Du côté politique, Michel Debré vient de perdre son poste de Premier ministre. Il est élu député de La Réunion à 80% et revient sur la scène politique. "Son objectif est d'être l'artisan de la modernité, explique le sociologue Philippe Vitale. Il organise la décentralisation administrative, demande et obtient des crédits non négligeables, met en place le service militaire pour les Dom-Tom, il fait distribuer du lait et des collations aux enfants des écoles. On l'appelle même "papa Debré"".

Le BUMIDOM

Les départs des enfants réunionnais vers la métropole commencent en 1963 avec la création du Bumidom (Bureau pour le développement de l'immigration intéressant les Dom) et du Cnarm (Comité national d'accueil et d'actions pour les Réunionnais en mobilité). "Le premier s'occupe des convois, des transports, etc. Le second joue le rôle de relais pour l'arrivée en métropole", détaille le sociologue Philippe Vitale.

Qui sont ces enfants ?

De 1963 à 1982, 1 615 enfants, de tous âges vont quitter la Réunion. C'est le chiffre longtemps avancé. Selon les dernières recherches, ils seraient en réalité 2 150. "Parmi eux, il y a les pupilles de l'État, qui font l'objet d'un abandon expressément formulé. Les "mineurs en garde", dont la responsabilité est confiée aux autorités administratives par décision de justice. Enfin, les "mineurs recueillis temporairement" : les parents donnent leur accord pour que la Ddass s'occupe temporairement d'eux", remarque Philippe Vitale.

Des promesses

Il faut savoir qu'à l'époque, les services de la Ddass présentent le départ des enfants comme une chance. "On explique aux parents qu'on les a repérés, qu'ils ont des difficultés, et on leur propose de s'occuper d'un enfant, qui aura de quoi se vêtir, qui fera des études, qui connaîtra l'eldorado de la métropole tout en pouvant revenir pour les vacances", poursuit le sociologue. Beaucoup de parents imaginaient que ce serait mieux pour leurs enfants qui vivaient parfois dans des conditions difficiles à La Réunion. Mais contrairement à ce qui leur a été promis, la plupart sont coupés de leur famille. Ils n'ont pas pu faire d'études et ne sont jamais retournés à la Réunion.
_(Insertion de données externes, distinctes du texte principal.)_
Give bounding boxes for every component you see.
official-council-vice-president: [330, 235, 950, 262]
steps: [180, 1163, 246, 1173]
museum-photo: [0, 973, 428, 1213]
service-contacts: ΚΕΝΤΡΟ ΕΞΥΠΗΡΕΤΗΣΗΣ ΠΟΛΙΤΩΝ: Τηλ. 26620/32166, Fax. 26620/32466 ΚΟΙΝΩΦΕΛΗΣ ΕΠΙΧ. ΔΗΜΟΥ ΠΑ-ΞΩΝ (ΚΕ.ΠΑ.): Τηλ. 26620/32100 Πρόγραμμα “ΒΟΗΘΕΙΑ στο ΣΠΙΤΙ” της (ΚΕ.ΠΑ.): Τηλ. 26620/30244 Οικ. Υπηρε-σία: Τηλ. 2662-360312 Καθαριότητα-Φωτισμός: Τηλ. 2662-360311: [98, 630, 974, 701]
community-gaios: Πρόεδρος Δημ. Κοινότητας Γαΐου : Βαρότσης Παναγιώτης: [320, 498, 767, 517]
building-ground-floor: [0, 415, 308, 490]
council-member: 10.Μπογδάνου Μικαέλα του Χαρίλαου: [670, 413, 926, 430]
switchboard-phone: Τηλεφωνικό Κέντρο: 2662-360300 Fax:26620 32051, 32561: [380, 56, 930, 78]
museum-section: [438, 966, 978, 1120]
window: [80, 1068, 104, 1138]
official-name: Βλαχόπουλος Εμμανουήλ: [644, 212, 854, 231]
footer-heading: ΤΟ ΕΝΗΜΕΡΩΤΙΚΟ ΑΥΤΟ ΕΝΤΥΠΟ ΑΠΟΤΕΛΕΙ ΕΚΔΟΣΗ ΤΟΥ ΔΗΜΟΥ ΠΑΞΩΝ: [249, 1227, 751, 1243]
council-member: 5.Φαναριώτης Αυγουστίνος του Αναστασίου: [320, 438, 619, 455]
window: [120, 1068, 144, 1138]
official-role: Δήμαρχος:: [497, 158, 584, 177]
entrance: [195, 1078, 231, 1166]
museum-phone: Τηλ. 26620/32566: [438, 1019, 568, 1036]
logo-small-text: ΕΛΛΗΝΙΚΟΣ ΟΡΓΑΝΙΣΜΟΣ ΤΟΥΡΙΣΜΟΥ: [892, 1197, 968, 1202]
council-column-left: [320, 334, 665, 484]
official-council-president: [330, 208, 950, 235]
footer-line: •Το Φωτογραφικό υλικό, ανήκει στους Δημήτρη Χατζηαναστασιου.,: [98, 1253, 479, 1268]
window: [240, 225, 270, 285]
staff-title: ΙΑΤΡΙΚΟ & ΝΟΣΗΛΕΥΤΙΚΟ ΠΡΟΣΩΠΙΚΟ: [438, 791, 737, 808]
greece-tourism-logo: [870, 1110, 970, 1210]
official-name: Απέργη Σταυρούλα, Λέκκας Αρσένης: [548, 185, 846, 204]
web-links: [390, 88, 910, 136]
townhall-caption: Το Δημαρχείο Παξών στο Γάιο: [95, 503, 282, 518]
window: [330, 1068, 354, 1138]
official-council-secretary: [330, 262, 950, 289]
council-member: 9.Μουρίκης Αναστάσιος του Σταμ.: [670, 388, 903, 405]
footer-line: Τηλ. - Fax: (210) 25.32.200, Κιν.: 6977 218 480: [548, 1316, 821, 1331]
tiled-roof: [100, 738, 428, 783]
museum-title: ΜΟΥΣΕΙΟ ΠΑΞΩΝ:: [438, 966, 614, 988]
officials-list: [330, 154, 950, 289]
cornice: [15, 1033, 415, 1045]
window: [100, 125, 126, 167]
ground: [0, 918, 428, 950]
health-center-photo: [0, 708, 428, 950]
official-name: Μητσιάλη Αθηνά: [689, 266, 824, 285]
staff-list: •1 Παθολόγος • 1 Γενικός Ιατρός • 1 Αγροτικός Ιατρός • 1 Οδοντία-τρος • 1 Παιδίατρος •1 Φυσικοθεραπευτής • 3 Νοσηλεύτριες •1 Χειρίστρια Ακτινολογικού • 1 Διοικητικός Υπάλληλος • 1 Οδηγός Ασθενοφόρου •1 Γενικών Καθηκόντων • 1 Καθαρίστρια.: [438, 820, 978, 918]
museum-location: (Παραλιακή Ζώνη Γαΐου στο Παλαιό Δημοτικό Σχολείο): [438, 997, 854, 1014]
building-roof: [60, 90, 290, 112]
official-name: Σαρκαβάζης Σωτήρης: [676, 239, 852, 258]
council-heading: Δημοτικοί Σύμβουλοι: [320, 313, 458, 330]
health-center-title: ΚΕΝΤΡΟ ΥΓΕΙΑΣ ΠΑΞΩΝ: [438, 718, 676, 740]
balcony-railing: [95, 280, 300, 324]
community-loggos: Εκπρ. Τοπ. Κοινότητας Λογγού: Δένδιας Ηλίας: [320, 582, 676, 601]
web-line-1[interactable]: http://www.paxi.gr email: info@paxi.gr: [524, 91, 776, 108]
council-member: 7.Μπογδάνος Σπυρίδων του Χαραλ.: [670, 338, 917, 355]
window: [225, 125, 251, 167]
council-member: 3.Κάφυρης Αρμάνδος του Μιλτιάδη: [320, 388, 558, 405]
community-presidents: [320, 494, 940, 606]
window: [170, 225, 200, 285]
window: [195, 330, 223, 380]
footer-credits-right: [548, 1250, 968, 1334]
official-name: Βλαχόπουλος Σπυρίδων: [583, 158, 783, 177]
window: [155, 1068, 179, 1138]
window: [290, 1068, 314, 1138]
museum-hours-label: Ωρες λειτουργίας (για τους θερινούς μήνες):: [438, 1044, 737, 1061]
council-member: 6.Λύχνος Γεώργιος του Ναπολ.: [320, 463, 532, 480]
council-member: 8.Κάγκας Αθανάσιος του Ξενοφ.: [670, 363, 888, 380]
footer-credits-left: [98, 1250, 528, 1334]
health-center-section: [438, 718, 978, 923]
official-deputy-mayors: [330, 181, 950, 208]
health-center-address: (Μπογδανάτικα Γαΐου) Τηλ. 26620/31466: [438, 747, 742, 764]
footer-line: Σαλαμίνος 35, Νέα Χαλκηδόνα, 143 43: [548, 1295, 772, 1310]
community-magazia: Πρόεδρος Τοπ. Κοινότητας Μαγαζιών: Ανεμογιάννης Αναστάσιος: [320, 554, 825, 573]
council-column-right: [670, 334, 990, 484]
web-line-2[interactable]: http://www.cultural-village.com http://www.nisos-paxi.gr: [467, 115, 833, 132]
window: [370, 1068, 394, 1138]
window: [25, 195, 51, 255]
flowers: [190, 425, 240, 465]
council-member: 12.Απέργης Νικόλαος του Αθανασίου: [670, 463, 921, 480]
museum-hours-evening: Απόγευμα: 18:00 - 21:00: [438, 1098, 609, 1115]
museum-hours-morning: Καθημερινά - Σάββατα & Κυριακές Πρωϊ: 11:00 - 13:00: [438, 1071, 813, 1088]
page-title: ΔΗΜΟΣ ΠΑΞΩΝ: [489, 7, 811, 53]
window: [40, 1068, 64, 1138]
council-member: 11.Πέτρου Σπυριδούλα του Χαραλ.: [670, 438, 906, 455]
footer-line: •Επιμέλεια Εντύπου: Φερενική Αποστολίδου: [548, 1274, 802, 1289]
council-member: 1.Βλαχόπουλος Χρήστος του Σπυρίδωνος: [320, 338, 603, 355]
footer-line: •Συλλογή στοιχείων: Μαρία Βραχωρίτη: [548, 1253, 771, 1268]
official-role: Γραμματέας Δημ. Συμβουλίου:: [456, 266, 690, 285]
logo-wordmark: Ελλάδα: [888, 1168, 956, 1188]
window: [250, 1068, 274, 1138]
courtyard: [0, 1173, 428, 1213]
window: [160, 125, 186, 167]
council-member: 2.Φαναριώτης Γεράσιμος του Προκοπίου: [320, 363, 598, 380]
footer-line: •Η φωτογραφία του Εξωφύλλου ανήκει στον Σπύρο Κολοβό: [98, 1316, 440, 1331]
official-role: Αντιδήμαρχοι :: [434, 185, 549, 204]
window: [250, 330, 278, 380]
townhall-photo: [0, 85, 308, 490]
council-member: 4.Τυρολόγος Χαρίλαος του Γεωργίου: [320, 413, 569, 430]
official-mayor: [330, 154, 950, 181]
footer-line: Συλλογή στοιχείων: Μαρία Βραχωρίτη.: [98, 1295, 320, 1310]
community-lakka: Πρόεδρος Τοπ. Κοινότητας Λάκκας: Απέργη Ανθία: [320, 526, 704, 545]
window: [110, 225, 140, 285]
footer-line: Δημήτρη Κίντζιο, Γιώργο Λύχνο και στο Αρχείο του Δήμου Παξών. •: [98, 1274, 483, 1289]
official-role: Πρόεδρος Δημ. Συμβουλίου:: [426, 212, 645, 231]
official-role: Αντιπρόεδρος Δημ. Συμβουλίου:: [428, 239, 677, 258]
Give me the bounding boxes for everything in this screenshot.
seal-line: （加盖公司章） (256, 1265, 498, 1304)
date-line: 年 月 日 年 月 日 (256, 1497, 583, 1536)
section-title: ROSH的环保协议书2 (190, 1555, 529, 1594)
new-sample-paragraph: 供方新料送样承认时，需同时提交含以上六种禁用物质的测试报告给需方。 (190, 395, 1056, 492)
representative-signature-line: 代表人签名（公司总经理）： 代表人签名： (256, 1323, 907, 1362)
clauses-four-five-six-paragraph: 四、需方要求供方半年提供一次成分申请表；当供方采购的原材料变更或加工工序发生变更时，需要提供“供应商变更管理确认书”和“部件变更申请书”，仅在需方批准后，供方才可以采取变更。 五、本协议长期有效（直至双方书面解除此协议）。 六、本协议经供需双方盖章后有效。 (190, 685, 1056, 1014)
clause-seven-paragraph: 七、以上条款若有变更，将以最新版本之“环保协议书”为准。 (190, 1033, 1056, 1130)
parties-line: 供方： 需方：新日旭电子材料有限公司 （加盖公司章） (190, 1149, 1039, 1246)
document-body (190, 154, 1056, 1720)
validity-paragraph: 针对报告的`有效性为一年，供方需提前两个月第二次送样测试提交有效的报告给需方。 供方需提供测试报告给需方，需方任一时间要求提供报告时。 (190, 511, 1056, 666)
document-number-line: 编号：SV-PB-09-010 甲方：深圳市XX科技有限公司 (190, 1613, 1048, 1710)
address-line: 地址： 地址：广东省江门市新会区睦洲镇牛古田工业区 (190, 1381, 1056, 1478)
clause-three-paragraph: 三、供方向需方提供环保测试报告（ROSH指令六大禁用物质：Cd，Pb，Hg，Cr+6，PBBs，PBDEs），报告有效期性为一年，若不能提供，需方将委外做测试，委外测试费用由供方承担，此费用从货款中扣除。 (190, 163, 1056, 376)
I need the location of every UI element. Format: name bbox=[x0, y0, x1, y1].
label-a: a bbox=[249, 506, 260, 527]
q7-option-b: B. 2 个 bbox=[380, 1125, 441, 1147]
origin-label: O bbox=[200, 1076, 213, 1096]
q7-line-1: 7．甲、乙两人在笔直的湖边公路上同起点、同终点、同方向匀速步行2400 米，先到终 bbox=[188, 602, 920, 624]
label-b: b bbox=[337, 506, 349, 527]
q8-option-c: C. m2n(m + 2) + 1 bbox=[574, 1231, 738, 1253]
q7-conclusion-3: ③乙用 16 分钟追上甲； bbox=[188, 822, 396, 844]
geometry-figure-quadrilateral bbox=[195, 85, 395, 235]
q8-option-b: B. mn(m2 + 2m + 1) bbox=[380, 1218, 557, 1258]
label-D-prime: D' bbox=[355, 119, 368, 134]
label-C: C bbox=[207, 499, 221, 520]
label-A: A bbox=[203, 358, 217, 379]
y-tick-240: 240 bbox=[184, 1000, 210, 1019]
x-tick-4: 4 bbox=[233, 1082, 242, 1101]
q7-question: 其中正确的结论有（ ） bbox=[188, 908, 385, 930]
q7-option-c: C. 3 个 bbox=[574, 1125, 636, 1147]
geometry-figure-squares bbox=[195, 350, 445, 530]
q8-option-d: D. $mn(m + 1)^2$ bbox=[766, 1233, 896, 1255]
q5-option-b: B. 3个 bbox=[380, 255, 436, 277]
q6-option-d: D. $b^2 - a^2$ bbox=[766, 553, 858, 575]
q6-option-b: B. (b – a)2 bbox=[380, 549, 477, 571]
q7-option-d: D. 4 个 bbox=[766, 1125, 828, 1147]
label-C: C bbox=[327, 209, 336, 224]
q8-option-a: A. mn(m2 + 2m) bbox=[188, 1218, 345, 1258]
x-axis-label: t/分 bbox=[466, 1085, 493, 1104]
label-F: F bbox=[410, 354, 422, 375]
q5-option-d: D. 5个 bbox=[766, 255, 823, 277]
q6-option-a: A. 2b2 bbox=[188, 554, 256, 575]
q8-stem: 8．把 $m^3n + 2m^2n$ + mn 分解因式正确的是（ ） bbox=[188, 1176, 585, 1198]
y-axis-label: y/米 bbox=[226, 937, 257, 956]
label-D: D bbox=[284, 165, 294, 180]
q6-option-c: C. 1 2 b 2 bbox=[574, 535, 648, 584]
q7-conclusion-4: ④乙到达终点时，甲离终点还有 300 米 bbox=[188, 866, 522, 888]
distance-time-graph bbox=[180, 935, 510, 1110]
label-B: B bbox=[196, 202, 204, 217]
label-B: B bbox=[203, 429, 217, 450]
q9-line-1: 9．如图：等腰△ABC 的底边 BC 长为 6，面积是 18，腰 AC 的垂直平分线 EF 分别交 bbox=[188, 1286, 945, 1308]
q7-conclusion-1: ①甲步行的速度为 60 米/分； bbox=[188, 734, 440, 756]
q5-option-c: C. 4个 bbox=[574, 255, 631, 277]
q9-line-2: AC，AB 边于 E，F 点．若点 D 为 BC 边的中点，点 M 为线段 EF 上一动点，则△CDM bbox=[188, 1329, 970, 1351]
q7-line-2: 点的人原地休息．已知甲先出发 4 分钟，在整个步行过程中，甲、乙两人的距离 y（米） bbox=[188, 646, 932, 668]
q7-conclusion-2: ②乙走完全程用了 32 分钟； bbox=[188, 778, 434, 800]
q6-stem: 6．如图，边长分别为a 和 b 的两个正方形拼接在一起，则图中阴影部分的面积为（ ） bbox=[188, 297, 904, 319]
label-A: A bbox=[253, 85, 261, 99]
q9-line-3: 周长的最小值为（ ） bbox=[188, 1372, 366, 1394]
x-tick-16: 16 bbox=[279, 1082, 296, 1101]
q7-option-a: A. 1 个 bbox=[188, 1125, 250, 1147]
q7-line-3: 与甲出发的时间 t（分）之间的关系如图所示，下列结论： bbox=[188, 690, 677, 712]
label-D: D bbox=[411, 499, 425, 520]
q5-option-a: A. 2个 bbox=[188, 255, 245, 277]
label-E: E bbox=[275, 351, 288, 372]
Des familles en difficultés

Autre problème, beaucoup de ces enfants ont été déclarés pupilles alors qu'ils avaient des parents à La Réunion. "Le plus souvent, il y a dans les dossiers une empreinte de doigt et une croix : les parents ne savaient pas, je crois, ce qui s'y trouvait, explique Philippe Vitale. Il s'agissait de familles marginalisées, très pauvres, souvent illettrées, avec beaucoup de problèmes sociaux".

"Il ne faut pas perdre de vue, non plus, l'idéologie de l'époque,
estime le sociologue. Le credo de la Ddass était de couper les pupilles de leur contexte familial, y compris en séparant les fratries. On le faisait pour tous, Bretons, Provençaux ou Réunionnais. La psychologie infantile n'existait pas, ou à peine. Sauf que les enfants venaient d'une île à des milliers de kilomètres de distance, d'une culture et d'un climat différents. Surtout, ils avaient des parents au départ".